12/09/2017 às 16:02
Paralisação é quase total nas escolas estaduais na 32ª Região Escolar

O 33º Núcleo do CPERS, com sede em São Luiz Gonzaga, dá um panorama da paralisação na área da 32ª Região Escolar do Estado. A informação é de Michele Saratt, assistente da diretoria do Núcleo. O levantamento feito pela entidade sindical do Magistério, indica que continuam com aulas normais em São Luiz Gonzaga, as escolas Cruzeiro do Sul (com alguns funcionários em greve) e Adagisa Leães Lencina. Estão paralisadas as escolas Osmar Poppe, Polivalente Gustavo Langsch, Rui Barbosa, Senador Pinheiro Machado, João Aloísio Braun, Amália Germano de Paula e NEEJA Paulo Freire.
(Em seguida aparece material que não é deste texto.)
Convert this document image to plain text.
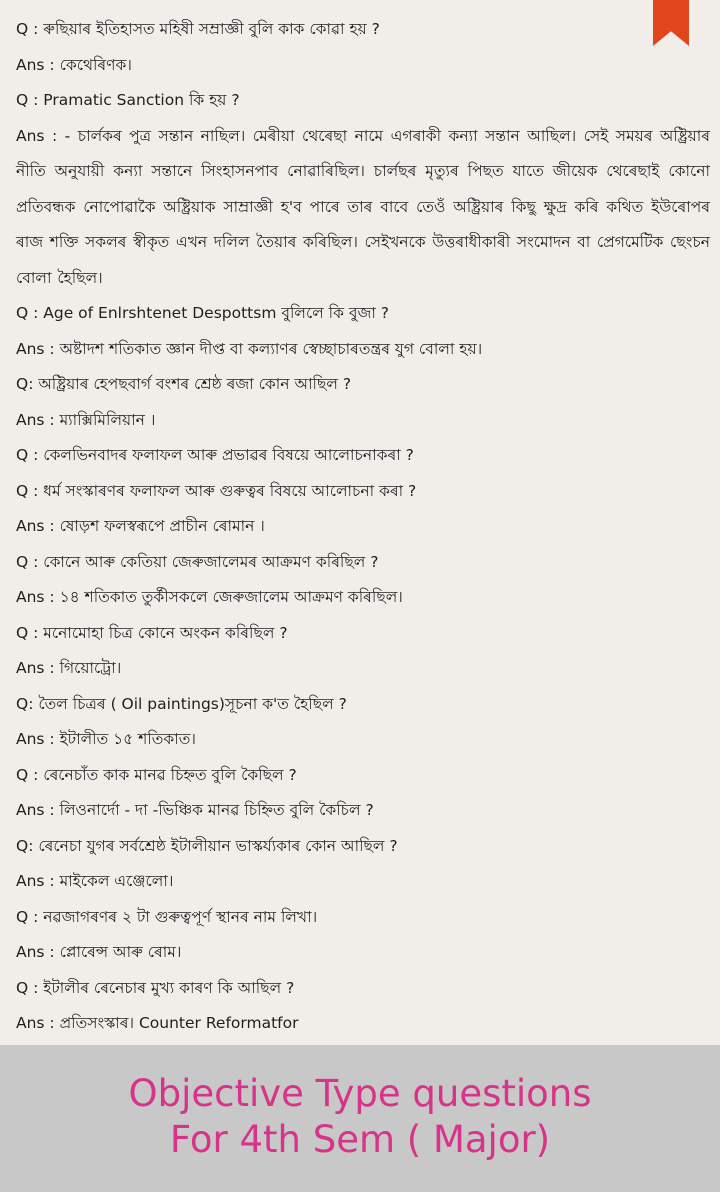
Q : ৰুছিয়াৰ ইতিহাসত মহিষী সম্ৰাজ্ঞী বুলি কাক কোৱা হয় ?
Ans : কেথেৰিণক।
Q : Pramatic Sanction কি হয় ?
Ans : - চাৰ্লকৰ পুত্ৰ সন্তান নাছিল। মেৰীয়া থেৰেছা নামে এগৰাকী কন্যা সন্তান আছিল। সেই সময়ৰ অষ্ট্ৰিয়াৰ নীতি অনুযায়ী কন্যা সন্তানে সিংহাসনপাব নোৱাৰিছিল। চাৰ্লছৰ মৃত্যুৰ পিছত যাতে জীয়েক থেৰেছাই কোনো প্ৰতিবন্ধক নোপোৱাকৈ অষ্ট্ৰিয়াক সাম্ৰাজ্ঞী হ'ব পাৰে তাৰ বাবে তেওঁ অষ্ট্ৰিয়াৰ কিছু ক্ষুদ্ৰ কৰি কথিত ইউৰোপৰ ৰাজ শক্তি সকলৰ স্বীকৃত এখন দলিল তৈয়াৰ কৰিছিল। সেইখনকে উত্তৰাধীকাৰী সংমোদন বা প্ৰেগমেটিক ছেংচন বোলা হৈছিল।
Q : Age of Enlrshtenet Despottsm বুলিলে কি বুজা ?
Ans : অষ্টাদশ শতিকাত জ্ঞান দীপ্ত বা কল্যাণৰ স্বেচ্ছাচাৰতন্ত্ৰৰ যুগ বোলা হয়।
Q: অষ্ট্ৰিয়াৰ হেপছবাৰ্গ বংশৰ শ্ৰেষ্ঠ ৰজা কোন আছিল ?
Ans : ম্যাক্সিমিলিয়ান ।
Q : কেলভিনবাদৰ ফলাফল আৰু প্ৰভাৱৰ বিষয়ে আলোচনাকৰা ?
Q : ধৰ্ম সংস্কাৰণৰ ফলাফল আৰু গুৰুত্বৰ বিষয়ে আলোচনা কৰা ?
Ans : ষোড়শ ফলস্বৰূপে প্ৰাচীন ৰোমান ।
Q : কোনে আৰু কেতিয়া জেৰুজালেমৰ আক্ৰমণ কৰিছিল ?
Ans : ১৪ শতিকাত তুৰ্কীসকলে জেৰুজালেম আক্ৰমণ কৰিছিল।
Q : মনোমোহা চিত্ৰ কোনে অংকন কৰিছিল ?
Ans : গিয়োট্ৰো।
Q: তৈল চিত্ৰৰ ( Oil paintings)সূচনা ক'ত হৈছিল ?
Ans : ইটালীত ১৫ শতিকাত।
Q : ৰেনেচাঁত কাক মানৱ চিহ্নত বুলি কৈছিল ?
Ans : লিওনাৰ্দো - দা -ভিঞ্চিক মানৱ চিহ্নিত বুলি কৈচিল ?
Q: ৰেনেচা যুগৰ সৰ্বশ্ৰেষ্ঠ ইটালীয়ান ভাস্কৰ্য্যকাৰ কোন আছিল ?
Ans : মাইকেল এঞ্জেলো।
Q : নৱজাগৰণৰ ২ টা গুৰুত্বপূৰ্ণ স্থানৰ নাম লিখা।
Ans : প্লোৰেন্স আৰু ৰোম।
Q : ইটালীৰ ৰেনেচাৰ মুখ্য কাৰণ কি আছিল ?
Ans : প্ৰতিসংস্কাৰ। Counter Reformatfor
Objective Type questions
For 4th Sem ( Major)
A Escola São Luiz está parada, mas uma professora segue dando aulas. No CIEP Mário Vieira Marques, a paralisação é parcial. No distrito de Sana Inês, a Escola Dom Jaime de Barros Câmara está parada. Em Santo Antônio das Missões, o Colégio TBG está parcialmente parado. As escolas Técnica Achilino de Santis, Joaquim Nascimento Barcelos e Erico Verissimo, estão paradas.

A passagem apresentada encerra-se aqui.